ATI RN
ATI Exit Exam RN
1. How should a healthcare professional care for a patient with a stage 2 pressure ulcer?
- A. Clean the area with normal saline
- B. Apply antibiotic ointment
- C. Use a hydrocolloid dressing
- D. Change the dressing daily
Correct answer: C
Rationale: Using a hydrocolloid dressing is the appropriate care for a stage 2 pressure ulcer because it provides a moist healing environment, promotes healing, and helps to prevent infection. Cleaning the area with normal saline (Choice A) is important but not the primary treatment for a stage 2 pressure ulcer. Applying antibiotic ointment (Choice B) may not be necessary unless there is a sign of infection. Changing the dressing daily (Choice D) may disrupt the healing process and is not recommended unless the dressing is soiled or compromised.
2. A nurse is caring for a client who has a history of angina. The client reports chest pain. Which of the following actions should the nurse take?

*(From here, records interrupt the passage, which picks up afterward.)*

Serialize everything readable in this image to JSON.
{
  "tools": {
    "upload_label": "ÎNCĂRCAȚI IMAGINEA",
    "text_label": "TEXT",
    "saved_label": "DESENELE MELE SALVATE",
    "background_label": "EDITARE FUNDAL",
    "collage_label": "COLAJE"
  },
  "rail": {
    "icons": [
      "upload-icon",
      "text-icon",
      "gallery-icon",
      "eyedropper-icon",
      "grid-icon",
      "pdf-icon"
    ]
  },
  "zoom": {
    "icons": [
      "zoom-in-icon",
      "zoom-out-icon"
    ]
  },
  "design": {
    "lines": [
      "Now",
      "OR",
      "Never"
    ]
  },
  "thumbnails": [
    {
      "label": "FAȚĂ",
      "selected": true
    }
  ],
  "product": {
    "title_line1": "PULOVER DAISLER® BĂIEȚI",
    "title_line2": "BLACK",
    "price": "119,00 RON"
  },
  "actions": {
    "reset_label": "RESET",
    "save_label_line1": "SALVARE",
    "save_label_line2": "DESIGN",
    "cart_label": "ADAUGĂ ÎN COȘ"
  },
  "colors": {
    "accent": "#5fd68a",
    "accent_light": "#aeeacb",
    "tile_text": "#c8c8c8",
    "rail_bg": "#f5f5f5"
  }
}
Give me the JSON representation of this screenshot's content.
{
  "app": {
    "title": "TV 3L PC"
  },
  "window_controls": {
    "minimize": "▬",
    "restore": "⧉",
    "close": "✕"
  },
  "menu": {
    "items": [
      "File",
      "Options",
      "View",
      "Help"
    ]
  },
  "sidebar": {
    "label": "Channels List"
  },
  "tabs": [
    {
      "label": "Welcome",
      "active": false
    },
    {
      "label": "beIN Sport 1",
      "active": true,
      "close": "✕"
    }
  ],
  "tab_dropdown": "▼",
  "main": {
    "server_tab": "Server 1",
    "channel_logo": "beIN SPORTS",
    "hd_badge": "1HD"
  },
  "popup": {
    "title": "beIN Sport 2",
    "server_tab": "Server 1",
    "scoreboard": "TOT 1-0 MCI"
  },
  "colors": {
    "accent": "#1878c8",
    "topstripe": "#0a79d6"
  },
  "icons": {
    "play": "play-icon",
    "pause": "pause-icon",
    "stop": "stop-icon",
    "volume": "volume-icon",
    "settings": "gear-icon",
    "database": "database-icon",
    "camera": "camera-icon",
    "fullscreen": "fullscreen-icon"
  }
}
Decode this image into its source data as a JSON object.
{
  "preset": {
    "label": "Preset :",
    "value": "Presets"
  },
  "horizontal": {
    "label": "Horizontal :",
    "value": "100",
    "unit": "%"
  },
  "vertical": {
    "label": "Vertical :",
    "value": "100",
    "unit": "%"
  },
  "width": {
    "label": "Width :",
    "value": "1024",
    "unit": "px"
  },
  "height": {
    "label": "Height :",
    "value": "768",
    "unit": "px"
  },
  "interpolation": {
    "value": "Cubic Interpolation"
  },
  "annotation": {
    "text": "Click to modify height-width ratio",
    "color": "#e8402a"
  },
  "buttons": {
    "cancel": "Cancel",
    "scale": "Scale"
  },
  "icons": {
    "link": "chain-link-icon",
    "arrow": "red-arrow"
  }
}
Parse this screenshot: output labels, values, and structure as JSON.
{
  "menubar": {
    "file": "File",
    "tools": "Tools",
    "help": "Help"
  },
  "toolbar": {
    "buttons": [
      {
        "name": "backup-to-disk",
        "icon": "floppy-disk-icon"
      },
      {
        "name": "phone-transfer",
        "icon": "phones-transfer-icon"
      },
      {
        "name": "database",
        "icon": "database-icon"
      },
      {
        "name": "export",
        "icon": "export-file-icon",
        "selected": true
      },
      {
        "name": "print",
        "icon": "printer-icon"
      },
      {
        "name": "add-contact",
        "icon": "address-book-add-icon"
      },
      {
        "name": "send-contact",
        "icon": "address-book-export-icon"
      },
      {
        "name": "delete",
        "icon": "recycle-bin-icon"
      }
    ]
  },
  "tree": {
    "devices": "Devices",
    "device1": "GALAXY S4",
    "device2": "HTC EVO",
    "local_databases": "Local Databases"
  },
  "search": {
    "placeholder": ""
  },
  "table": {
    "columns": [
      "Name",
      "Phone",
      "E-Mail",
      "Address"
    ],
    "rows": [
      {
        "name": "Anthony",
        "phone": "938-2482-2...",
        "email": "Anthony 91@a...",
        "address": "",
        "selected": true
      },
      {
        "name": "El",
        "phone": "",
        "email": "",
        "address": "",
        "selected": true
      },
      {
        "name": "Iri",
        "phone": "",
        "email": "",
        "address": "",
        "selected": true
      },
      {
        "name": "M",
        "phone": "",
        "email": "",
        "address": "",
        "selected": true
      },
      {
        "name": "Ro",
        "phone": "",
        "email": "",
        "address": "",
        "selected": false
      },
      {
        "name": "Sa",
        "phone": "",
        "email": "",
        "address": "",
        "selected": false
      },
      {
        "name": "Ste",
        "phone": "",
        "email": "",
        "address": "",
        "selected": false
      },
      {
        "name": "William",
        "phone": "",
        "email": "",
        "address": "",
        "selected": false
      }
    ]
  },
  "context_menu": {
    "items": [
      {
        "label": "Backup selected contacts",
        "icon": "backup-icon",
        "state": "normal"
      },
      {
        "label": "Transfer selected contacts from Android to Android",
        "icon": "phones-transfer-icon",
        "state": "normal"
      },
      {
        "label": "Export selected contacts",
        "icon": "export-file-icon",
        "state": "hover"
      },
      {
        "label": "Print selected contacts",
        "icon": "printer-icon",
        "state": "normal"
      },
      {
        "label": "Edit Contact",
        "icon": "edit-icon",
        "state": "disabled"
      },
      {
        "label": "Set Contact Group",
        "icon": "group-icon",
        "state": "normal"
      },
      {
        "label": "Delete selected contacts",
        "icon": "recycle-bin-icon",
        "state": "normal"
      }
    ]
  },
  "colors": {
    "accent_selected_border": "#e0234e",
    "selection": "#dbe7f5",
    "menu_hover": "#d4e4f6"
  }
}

- A. Administer sublingual nitroglycerin every 5 minutes
- B. Administer aspirin 325 mg
- C. Encourage the client to use deep breathing exercises
- D. Apply oxygen at 2 L/min via nasal cannula
Correct answer: A
Rationale: The correct action for the nurse to take when a client with a history of angina reports chest pain is to administer sublingual nitroglycerin every 5 minutes. Nitroglycerin helps dilate blood vessels, improving blood flow to the heart and relieving chest pain associated with angina. Aspirin is often given during a suspected heart attack, not for immediate relief of angina. Deep breathing exercises may be beneficial for anxiety or respiratory conditions but are not the first-line intervention for angina. Oxygen therapy is not the initial treatment for angina unless the client is hypoxic.
3. A nurse is caring for a client who has deep vein thrombosis of the left lower extremity. Which of the following actions should the nurse take?
- A. Position the client with the affected extremity higher than the heart
- B. Administration of acetaminophen
- C. Massage the affected extremity every 4 hours
- D. Withhold heparin IV infusion
Correct answer: D
Rationale: The correct action for the nurse to take when caring for a client with deep vein thrombosis is to withhold heparin IV infusion. Administering heparin is crucial in managing deep vein thrombosis by preventing further clot formation. Positioning the affected extremity higher than the heart (Choice A) promotes venous return and reduces swelling. Acetaminophen (Choice B) can be given for pain relief. Massaging the affected extremity (Choice C) is contraindicated as it can dislodge a clot, leading to serious complications.
4. A nurse is providing discharge teaching for a group of clients. The nurse should recommend a referral to a dietitian.
- A. A client who has a prescription for warfarin and states, 'I will need to limit how much spinach I eat.'
- B. A client who has gout and states, 'I can continue to eat anchovies on my pizza.'
- C. A client who has a prescription for spironolactone and states, 'I will reduce my intake of foods that contain potassium.'
- D. A client who has osteoporosis and states, 'I'll plan to take my calcium carbonate with a full glass of water.'
Correct answer: C
Rationale: The correct answer is C. Spironolactone is a potassium-sparing diuretic, which means it helps the body retain potassium and excrete sodium and water. Therefore, clients on spironolactone should reduce their intake of foods high in potassium to prevent hyperkalemia. Choices A, B, and D are incorrect because limiting spinach intake due to warfarin, eating anchovies with gout, and taking calcium carbonate with water for osteoporosis do not directly relate to the medication's side effects or dietary restrictions associated with spironolactone.
5. A nurse is reviewing the medical record of a client who has a new prescription for spironolactone. Which of the following findings should the nurse report to the provider?
- A. Potassium 4.0 mEq/L
- B. Calcium 9.5 mg/dL
- C. Magnesium 2.0 mEq/L
- D. Serum creatinine 3.0 mg/dL
Correct answer: D
Rationale: A serum creatinine level of 3.0 mg/dL indicates impaired kidney function, which is a concern when prescribing spironolactone as it can further affect renal function. Elevated serum creatinine levels may suggest decreased renal clearance of spironolactone, leading to potential toxicity. Potassium, calcium, and magnesium levels are within normal ranges and not directly related to spironolactone therapy. Therefore, the nurse should report the elevated serum creatinine level to the provider for further evaluation and possible dosage adjustment.